Personalized Healthcare Through Big Data

Few things in life are as personal as healthcare. Products and procedures are developed with a one-size-fits-all approach, but most are intended to be customizable for patients’ individual needs.

Of course, that assumes knowing what those individual needs are. IT and big data are contributing enormously to advances in healthcare, especially in treating disorders such as cancer and arthritis.

Using Big Data in Healthcare

The first time scientists attempted to decode the 3 billion letters that make up a human genome, it took 15 years. Now, they can do it in a day, thanks to technology. What qualified as “big” data in 2000 is no longer considered big, and some data sets in play today will be small by comparison in a few years.
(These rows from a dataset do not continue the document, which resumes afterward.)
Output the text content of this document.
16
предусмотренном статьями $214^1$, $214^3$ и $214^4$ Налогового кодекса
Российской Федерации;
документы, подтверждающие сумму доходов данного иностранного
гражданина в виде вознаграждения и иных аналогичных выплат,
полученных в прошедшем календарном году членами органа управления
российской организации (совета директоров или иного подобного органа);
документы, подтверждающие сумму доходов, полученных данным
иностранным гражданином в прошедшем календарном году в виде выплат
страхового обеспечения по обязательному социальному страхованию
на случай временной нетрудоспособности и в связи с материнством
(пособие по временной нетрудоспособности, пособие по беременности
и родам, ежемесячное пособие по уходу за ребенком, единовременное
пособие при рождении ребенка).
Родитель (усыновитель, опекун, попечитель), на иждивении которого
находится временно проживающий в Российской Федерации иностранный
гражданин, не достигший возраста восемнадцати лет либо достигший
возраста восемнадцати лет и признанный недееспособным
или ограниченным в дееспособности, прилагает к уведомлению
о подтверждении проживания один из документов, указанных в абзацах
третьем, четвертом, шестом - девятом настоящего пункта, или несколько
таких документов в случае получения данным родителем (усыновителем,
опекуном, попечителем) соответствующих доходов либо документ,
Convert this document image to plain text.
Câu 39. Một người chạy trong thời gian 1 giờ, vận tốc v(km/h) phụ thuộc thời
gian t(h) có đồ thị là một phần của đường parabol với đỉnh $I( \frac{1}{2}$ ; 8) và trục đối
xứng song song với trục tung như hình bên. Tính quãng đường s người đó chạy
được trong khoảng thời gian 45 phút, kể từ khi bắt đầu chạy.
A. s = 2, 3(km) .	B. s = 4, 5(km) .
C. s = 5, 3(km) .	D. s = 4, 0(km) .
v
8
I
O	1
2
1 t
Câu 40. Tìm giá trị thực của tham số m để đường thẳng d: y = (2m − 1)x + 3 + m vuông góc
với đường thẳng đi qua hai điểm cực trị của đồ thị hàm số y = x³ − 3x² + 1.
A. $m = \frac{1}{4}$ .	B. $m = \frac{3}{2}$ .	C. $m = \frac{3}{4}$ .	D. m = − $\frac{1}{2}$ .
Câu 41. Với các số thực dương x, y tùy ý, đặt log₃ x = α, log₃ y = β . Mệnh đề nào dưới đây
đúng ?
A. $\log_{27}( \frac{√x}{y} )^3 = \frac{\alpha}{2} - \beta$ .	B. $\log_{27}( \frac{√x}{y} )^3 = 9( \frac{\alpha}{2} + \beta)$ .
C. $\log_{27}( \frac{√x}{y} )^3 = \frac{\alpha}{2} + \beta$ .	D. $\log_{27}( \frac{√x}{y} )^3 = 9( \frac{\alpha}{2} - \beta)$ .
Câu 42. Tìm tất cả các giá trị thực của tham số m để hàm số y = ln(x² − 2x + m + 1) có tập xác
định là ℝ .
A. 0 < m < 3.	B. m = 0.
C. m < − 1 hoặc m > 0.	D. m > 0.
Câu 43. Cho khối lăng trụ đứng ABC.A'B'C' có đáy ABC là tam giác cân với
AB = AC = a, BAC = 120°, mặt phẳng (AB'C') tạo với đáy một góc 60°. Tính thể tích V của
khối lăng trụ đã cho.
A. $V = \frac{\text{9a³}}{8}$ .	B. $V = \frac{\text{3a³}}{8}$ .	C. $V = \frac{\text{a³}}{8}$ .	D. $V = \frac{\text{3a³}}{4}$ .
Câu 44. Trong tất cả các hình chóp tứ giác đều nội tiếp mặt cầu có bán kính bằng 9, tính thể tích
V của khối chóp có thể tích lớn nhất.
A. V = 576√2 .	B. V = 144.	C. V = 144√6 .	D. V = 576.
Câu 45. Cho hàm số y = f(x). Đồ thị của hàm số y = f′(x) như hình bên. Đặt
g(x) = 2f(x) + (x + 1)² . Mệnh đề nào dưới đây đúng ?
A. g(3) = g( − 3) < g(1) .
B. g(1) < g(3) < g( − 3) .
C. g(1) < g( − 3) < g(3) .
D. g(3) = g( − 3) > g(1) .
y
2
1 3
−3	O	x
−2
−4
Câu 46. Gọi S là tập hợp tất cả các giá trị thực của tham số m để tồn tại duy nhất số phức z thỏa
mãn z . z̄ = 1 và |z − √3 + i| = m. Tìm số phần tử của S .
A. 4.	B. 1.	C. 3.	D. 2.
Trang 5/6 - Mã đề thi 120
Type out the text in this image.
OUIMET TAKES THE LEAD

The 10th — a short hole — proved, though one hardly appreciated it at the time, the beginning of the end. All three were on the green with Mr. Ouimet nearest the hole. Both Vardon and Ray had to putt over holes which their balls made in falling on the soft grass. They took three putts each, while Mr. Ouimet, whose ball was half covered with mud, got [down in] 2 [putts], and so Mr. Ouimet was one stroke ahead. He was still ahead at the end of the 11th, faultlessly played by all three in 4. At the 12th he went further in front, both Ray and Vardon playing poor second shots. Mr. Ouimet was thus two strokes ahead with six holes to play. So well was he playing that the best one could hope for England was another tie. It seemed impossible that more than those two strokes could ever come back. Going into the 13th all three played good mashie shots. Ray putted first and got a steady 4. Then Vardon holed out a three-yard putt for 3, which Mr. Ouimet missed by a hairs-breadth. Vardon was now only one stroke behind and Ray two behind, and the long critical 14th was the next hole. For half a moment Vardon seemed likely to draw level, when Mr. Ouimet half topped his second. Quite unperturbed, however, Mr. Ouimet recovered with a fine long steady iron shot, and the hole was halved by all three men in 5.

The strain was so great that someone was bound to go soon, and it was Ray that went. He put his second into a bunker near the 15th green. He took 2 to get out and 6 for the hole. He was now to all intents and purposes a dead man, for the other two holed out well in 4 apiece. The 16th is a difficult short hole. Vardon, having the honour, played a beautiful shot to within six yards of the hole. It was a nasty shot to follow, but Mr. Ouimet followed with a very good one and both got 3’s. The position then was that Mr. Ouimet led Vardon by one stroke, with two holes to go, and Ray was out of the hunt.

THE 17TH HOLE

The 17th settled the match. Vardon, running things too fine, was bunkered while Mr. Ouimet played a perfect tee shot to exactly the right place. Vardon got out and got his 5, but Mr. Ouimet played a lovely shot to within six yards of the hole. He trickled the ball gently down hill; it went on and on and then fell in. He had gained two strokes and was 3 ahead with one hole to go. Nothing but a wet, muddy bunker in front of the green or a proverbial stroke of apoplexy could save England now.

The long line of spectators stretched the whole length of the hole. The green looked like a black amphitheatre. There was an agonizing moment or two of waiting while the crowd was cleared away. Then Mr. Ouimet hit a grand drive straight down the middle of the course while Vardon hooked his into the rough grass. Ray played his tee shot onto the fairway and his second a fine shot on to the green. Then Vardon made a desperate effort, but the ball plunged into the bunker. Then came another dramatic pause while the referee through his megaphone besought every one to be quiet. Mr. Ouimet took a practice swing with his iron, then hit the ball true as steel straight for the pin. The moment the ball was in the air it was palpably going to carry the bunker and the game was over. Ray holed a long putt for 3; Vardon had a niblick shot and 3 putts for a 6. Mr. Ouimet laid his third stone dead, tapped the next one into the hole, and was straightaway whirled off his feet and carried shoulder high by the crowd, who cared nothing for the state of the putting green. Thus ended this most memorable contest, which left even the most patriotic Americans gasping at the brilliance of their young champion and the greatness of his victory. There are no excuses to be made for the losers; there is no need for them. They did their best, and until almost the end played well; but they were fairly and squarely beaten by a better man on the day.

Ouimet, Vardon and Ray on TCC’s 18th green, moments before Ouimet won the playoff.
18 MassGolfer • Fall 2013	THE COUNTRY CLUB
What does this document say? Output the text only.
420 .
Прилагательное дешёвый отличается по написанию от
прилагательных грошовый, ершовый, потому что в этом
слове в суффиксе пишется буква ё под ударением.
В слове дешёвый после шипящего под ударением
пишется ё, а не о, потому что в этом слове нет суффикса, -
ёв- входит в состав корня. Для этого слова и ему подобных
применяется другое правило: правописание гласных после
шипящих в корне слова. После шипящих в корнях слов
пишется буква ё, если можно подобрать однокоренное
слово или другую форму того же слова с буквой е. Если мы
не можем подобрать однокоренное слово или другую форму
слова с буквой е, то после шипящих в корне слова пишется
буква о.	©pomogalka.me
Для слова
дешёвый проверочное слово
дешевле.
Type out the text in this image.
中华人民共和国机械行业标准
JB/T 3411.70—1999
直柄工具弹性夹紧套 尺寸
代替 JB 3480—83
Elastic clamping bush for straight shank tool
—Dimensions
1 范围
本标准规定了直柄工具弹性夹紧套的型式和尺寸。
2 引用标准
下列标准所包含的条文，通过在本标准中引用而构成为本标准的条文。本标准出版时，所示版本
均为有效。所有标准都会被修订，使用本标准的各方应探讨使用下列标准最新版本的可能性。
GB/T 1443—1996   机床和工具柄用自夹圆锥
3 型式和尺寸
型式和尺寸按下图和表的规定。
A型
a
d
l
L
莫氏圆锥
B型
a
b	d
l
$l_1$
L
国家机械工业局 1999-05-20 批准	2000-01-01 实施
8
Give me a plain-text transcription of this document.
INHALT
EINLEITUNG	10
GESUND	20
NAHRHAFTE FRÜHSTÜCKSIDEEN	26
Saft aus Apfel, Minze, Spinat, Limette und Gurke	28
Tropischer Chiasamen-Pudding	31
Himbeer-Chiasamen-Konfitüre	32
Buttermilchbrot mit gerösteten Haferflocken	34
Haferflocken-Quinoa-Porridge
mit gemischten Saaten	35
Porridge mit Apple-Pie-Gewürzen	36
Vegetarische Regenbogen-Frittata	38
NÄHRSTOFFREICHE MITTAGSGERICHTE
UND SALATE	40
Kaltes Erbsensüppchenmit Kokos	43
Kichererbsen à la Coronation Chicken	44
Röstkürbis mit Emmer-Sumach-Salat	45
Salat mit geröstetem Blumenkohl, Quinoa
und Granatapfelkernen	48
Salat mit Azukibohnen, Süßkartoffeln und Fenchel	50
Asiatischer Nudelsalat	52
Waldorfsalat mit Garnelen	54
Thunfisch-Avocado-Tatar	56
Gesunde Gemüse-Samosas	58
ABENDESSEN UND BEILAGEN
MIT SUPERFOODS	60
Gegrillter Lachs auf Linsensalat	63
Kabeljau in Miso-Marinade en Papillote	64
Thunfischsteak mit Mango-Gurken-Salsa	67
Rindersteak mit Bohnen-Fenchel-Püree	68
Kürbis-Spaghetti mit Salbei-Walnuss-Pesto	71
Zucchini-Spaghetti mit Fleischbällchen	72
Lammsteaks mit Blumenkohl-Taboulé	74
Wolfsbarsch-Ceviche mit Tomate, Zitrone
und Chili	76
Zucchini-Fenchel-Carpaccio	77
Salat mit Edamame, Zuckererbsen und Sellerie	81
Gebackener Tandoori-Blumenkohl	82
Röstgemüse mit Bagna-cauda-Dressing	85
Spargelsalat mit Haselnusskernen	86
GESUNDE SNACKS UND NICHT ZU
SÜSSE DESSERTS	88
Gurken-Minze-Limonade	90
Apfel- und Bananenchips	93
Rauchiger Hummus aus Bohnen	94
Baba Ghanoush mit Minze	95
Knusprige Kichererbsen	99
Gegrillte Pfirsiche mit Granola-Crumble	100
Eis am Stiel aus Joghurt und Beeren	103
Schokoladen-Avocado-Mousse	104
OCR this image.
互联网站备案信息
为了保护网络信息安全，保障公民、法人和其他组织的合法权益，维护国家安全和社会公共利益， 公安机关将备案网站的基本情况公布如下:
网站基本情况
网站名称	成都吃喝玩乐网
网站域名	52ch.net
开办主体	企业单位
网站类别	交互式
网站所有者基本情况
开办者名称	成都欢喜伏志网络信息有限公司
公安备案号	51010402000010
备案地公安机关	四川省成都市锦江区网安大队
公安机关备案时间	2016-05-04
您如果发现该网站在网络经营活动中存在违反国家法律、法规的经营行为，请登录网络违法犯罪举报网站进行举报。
Think of big data as being the modern equivalent of medical researchers of old, who presented papers sharing their discoveries at conferences. It’s now just much faster and more widely accessible.

Gathering the Data

Various studies are under way to help gather the data needed to achieve personalization:

  • Precision Medicine Study: The National Institute of Health has set aside more than $200 million annually to enroll 1 million Americans in a program from 2015 to 2019. The study anonymously sequences genomes, studies health records, tracks history, lifestyle habits and environmental factors. The study’s goals are to learn why individuals respond to particular drug types, identify biomarkers showing risk for specific disease and know which patients will maintain health and fitness versus aging and dying.
  • The Tanner Project: Most big data is based on hundreds of thousands of records exhibiting similar markers. The Tanner Project is doing the opposite — aiming to record outliers who vary from statistical norms. By doing so, researchers hope to find ways to identify potential conditions before patients develop them. The data will provide information to personalize treatments with less trial and error, to look for people with similar traits, and help them avoid conditions.
  • Rheumatoid Arthritis Research: Developing personalized care protocols for patients requires thorough knowledge of the clinical and molecular properties of the disease, which is best gained by discovering subgroups of patients who had either a good or a poor treatment outcome based on available data.

Making the most of big data to personalize healthcare depends not only on having a digital strategy that enables access to (and use of) the data, but also ways to reach people who can benefit from the findings.